British Columbians are engaged in global collaboration for a just, equitable, socially inclusive and sustainable world.

Our Mission

As a network, BCCIC facilitates and engages its members and British Columbians to build relationships, share knowledge and develop capacity towards achieving sustainable global development.

What Guides Our Work

BCCIC’s work is guided by the priorities, needs and expertise of our members and their Global South partners.

Our Strategic Directions

All that we do is directly informed by our strategic directions:

Rethinking Cooperation: Unlearning and Relearning as a Continuous, Dynamic Process

Connecting Voices: People to People, People with People

Supporting Members’ Organizational Capacity

Our Guiding Principles

While BCCIC’s membership may have diverse ways of addressing global or local issues, we are brought together through our shared commitment to the Istanbul Principles.

BCCIC’s guiding principles draw from these values and approaches, and include:

Human rights and social justice, equity for all
The right to development, with dignity, decent work, social justice and equity for all people.

Gender equality and equity, and promotion of women and girls’ rights
Members embody gender equity while supporting individual and collective rights, and full participation of people in the development process.

Ownership of people over the development initiatives that affect their lives
Members support marginalised people and communities’ goals, based on the understanding that sustainable processes depend on individuals, communities and countries having their own governance, voice and agency.

Environmental sustainability
Members embody approaches that promote environmental sustainability;

Members center the rights of vulnerable and marginalised people in response to the climate crisis.

Organisational accountability
Members are accountable to the populations they work with, to the public that supports them, to their own membership or community, and to transparency in pursuit of their goals.

Partnerships in development, solidarity for shared or common goals
Relationships and partnerships are developed freely and as equals, based on shared development goals and values, mutual respect, trust, organisational autonomy and solidarity;

Recognition of unequal power relations and action to redress the power balance in partnerships, for more transparent and effective paths towards the shared goals.

Commitment to mutual learning
Recognition that knowledge has been generated for decades on development issues, and actively seeking the knowledge and evidence drawn from development practice;

Focus on long-lasting sustainable change Collaboration for more effective results and conditions for lasting change for marginalised populations Promotion of the currently marginalized populations’ role in shaping the policies and practices that affect them.

Representation

BCCIC represents its membership through our work with:

Global Affairs Canada: drawing GAC’s attention to our BC-based membership’s concerns.

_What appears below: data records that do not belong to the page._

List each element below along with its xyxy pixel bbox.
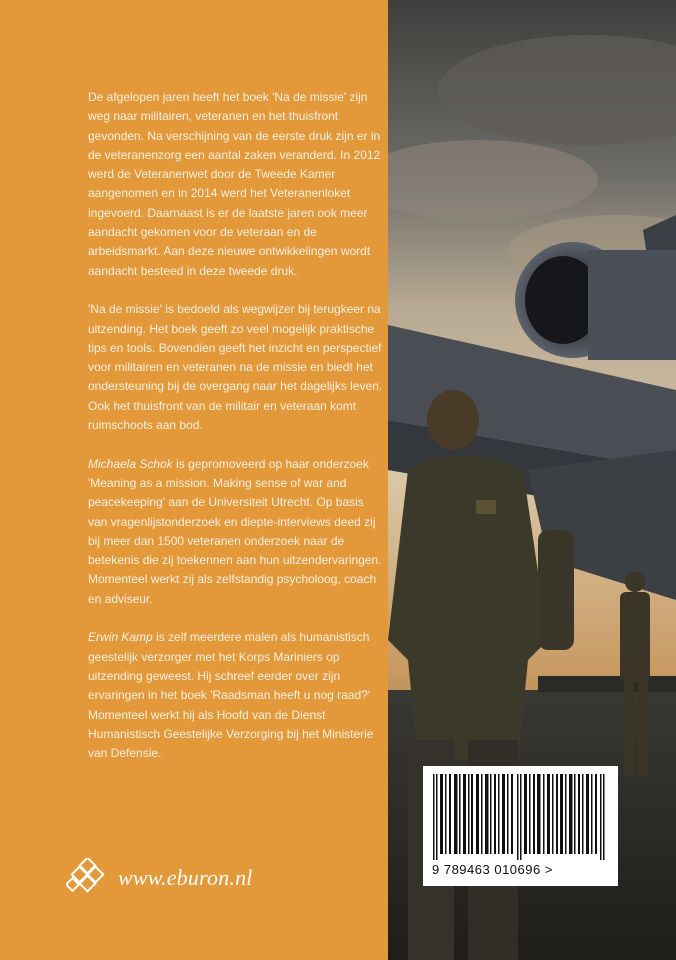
author-bio-kamp: Erwin Kamp is zelf meerdere malen als humanistisch geestelijk verzorger met het Korps Mariniers op uitzending geweest. Hij schreef eerder over zijn ervaringen in het boek 'Raadsman heeft u nog raad?' Momenteel werkt hij als Hoofd van de Dienst Humanistisch Geestelijke Verzorging bij het Ministerie van Defensie. <box>88 630 374 761</box>
blurb-paragraph-2: 'Na de missie' is bedoeld als wegwijzer bij terugkeer na uitzending. Het boek geeft zo veel mogelijk praktische tips en tools. Bovendien geeft het inzicht en perspectief voor militairen en veteranen na de missie en biedt het ondersteuning bij de overgang naar het dagelijks leven. Ook het thuisfront van de militair en veteraan komt ruimschoots aan bod. <box>88 302 383 433</box>
isbn-number: 9 789463 010696 > <box>432 862 553 877</box>
isbn-barcode <box>423 766 618 886</box>
blurb-paragraph-1: De afgelopen jaren heeft het boek 'Na de missie' zijn weg naar militairen, veteranen en het thuisfront gevonden. Na verschijning van de eerste druk zijn er in de veteranenzorg een aantal zaken veranderd. In 2012 werd de Veteranenwet door de Tweede Kamer aangenomen en in 2014 werd het Veteranenloket ingevoerd. Daarnaast is er de laatste jaren ook meer aandacht gekomen voor de veteraan en de arbeidsmarkt. Aan deze nieuwe ontwikkelingen wordt aandacht besteed in deze tweede druk. <box>88 90 381 278</box>
author-name: Michaela Schok <box>88 456 173 471</box>
barcode-bars-icon <box>433 774 609 860</box>
blurb-text <box>88 88 384 783</box>
publisher-logo <box>66 856 253 900</box>
eburon-diamond-icon <box>66 858 110 898</box>
author-bio-schok: Michaela Schok is gepromoveerd op haar onderzoek 'Meaning as a mission. Making sense of war and peacekeeping' aan de Universiteit Utrecht. Op basis van vragenlijstonderzoek en diepte-interviews deed zij bij meer dan 1500 veteranen onderzoek naar de betekenis die zij toekennen aan hun uitzendervaringen. Momenteel werkt zij als zelfstandig psycholoog, coach en adviseur. <box>88 456 382 606</box>
publisher-url[interactable]: www.eburon.nl <box>118 865 253 890</box>
author-name: Erwin Kamp <box>88 630 153 645</box>
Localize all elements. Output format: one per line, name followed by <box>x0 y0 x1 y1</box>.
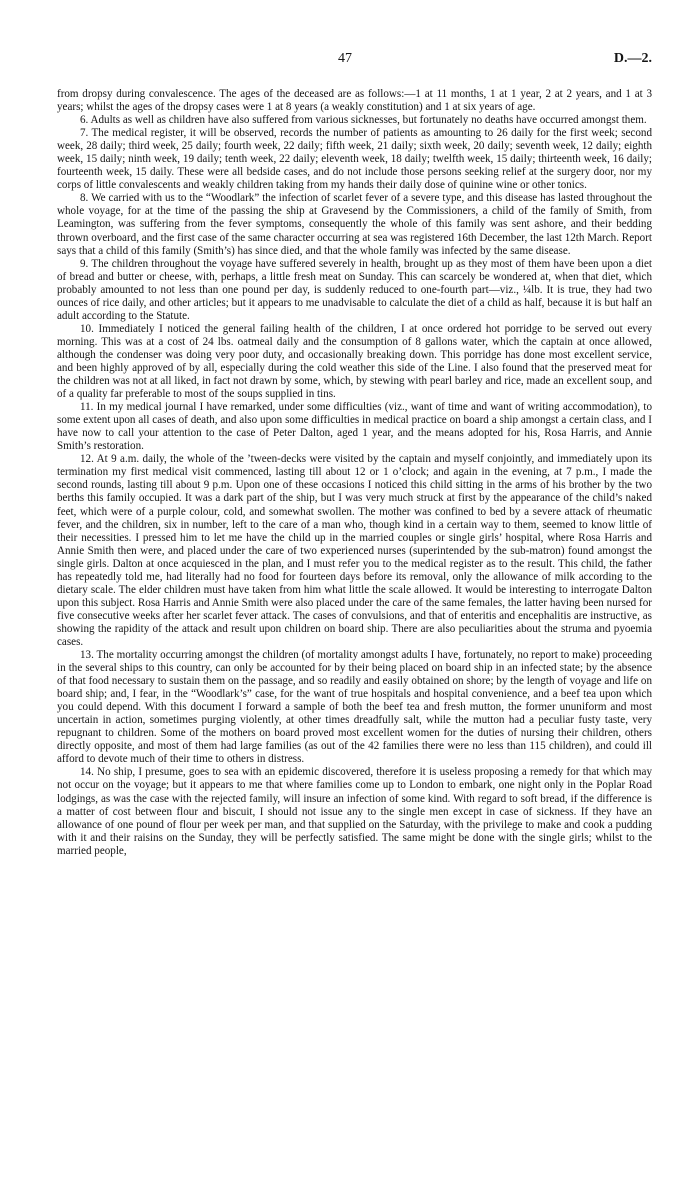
paragraph-continued: from dropsy during convalescence. The ages of the deceased are as follows:—1 at 11 months, 1 at 1 year, 2 at 2 years, and 1 at 3 years; whilst the ages of the dropsy cases were 1 at 8 years (a weakly constitution) and 1 at six years of age. <box>57 88 652 114</box>
paragraph-7: 7. The medical register, it will be observed, records the number of patients as amounting to 26 daily for the first week; second week, 28 daily; third week, 25 daily; fourth week, 22 daily; fifth week, 21 daily; sixth week, 20 daily; seventh week, 12 daily; eighth week, 15 daily; ninth week, 19 daily; tenth week, 22 daily; eleventh week, 18 daily; twelfth week, 15 daily; thirteenth week, 16 daily; fourteenth week, 15 daily. These were all bedside cases, and do not include those persons seeking relief at the surgery door, nor my corps of little convalescents and weakly children taking from my hands their daily dose of quinine wine or other tonics. <box>57 127 652 192</box>
paragraph-13: 13. The mortality occurring amongst the children (of mortality amongst adults I have, fortunately, no report to make) proceeding in the several ships to this country, can only be accounted for by their being placed on board ship in an infected state; by the absence of that food necessary to sustain them on the passage, and so readily and easily obtained on shore; by the length of voyage and life on board ship; and, I fear, in the “Woodlark’s” case, for the want of true hospitals and hospital convenience, and a beef tea upon which you could depend. With this document I forward a sample of both the beef tea and fresh mutton, the former ununiform and most uncertain in action, sometimes purging violently, at other times dreadfully salt, while the mutton had a peculiar fusty taste, very repugnant to children. Some of the mothers on board proved most excellent women for the duties of nursing their children, others directly opposite, and most of them had large families (as out of the 42 families there were no less than 115 children), and could ill afford to devote much of their time to others in distress. <box>57 649 652 766</box>
paragraph-6: 6. Adults as well as children have also suffered from various sicknesses, but fortunately no deaths have occurred amongst them. <box>80 114 647 127</box>
paragraph-11: 11. In my medical journal I have remarked, under some difficulties (viz., want of time and want of writing accommodation), to some extent upon all cases of death, and also upon some difficulties in medical practice on board a ship amongst a certain class, and I have now to call your attention to the case of Peter Dalton, aged 1 year, and the means adopted for his, Rosa Harris, and Annie Smith’s restoration. <box>57 401 652 453</box>
paragraph-10: 10. Immediately I noticed the general failing health of the children, I at once ordered hot porridge to be served out every morning. This was at a cost of 24 lbs. oatmeal daily and the consumption of 8 gallons water, which the captain at once allowed, although the condenser was doing very poor duty, and occasionally breaking down. This porridge has done most excellent service, and been highly approved of by all, especially during the cold weather this side of the Line. I also found that the preserved meat for the children was not at all liked, in fact not drawn by some, which, by stewing with pearl barley and rice, made an excellent soup, and of a quality far preferable to most of the soups supplied in tins. <box>57 322 652 401</box>
paragraph-12: 12. At 9 a.m. daily, the whole of the ’tween-decks were visited by the captain and myself conjointly, and immediately upon its termination my first medical visit commenced, lasting till about 12 or 1 o’clock; and again in the evening, at 7 p.m., I made the second rounds, lasting till about 9 p.m. Upon one of these occasions I noticed this child sitting in the arms of his brother by the two berths this family occupied. It was a dark part of the ship, but I was very much struck at first by the appearance of the child’s naked feet, which were of a purple colour, cold, and somewhat swollen. The mother was confined to bed by a severe attack of rheumatic fever, and the children, six in number, left to the care of a man who, though kind in a certain way to them, seemed to know little of their necessities. I pressed him to let me have the child up in the married couples or single girls’ hospital, where Rosa Harris and Annie Smith then were, and placed under the care of two experienced nurses (superintended by the sub-matron) found amongst the single girls. Dalton at once acquiesced in the plan, and I must refer you to the medical register as to the result. This child, the father has repeatedly told me, had literally had no food for fourteen days before its removal, only the allowance of milk according to the dietary scale. The elder children must have taken from him what little the scale allowed. It would be interesting to interrogate Dalton upon this subject. Rosa Harris and Annie Smith were also placed under the care of the same females, the latter having been nursed for five consecutive weeks after her scarlet fever attack. The cases of convulsions, and that of enteritis and encephalitis are instructive, as showing the rapidity of the attack and result upon children on board ship. There are also peculiarities about the struma and pyoemia cases. <box>57 453 652 648</box>
page-number: 47 <box>338 51 352 66</box>
body-text <box>57 88 652 858</box>
page-header <box>57 0 652 88</box>
paragraph-14: 14. No ship, I presume, goes to sea with an epidemic discovered, therefore it is useless proposing a remedy for that which may not occur on the voyage; but it appears to me that where families come up to London to embark, one night only in the Poplar Road lodgings, as was the case with the rejected family, will insure an infection of some kind. With regard to soft bread, if the difference is a matter of cost between flour and biscuit, I should not issue any to the single men except in case of sickness. If they have an allowance of one pound of flour per week per man, and that supplied on the Saturday, with the privilege to make and cook a pudding with it and their raisins on the Sunday, they will be perfectly satisfied. The same might be done with the single girls; whilst to the married people, <box>57 766 652 857</box>
paragraph-9: 9. The children throughout the voyage have suffered severely in health, brought up as they most of them have been upon a diet of bread and butter or cheese, with, perhaps, a little fresh meat on Sunday. This can scarcely be wondered at, when that diet, which probably amounted to not less than one pound per day, is suddenly reduced to one-fourth part—viz., ¼lb. It is true, they had two ounces of rice daily, and other articles; but it appears to me unadvisable to calculate the diet of a child as half, because it is but half an adult according to the Statute. <box>57 257 652 322</box>
paragraph-8: 8. We carried with us to the “Woodlark” the infection of scarlet fever of a severe type, and this disease has lasted throughout the whole voyage, for at the time of the passing the ship at Gravesend by the Commissioners, a child of the family of Smith, from Leamington, was suffering from the fever symptoms, consequently the whole of this family was sent ashore, and their bedding thrown overboard, and the first case of the same character occurring at sea was registered 16th December, the last 12th March. Report says that a child of this family (Smith’s) has since died, and that the whole family was infected by the same disease. <box>57 192 652 257</box>
document-reference: D.—2. <box>613 51 652 66</box>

Cooperation Canada: coordinating provincial support for Cooperation Canada initiatives.

The Inter-Council Network: representing the province’s priorities within a pan-Canadian coalition of international cooperation actors/agencies and sharing resources with councils from other provinces.

Federal Government: monitoring Canadian foreign policy and coordinating provincial NGO responses and advocacy to foreign policy.

Provincial Government: maintaining contact with MLAs through one-on-one and joint initiatives to share perspectives.

Academic Communities: maintaining links with academic institutions on sustainable development.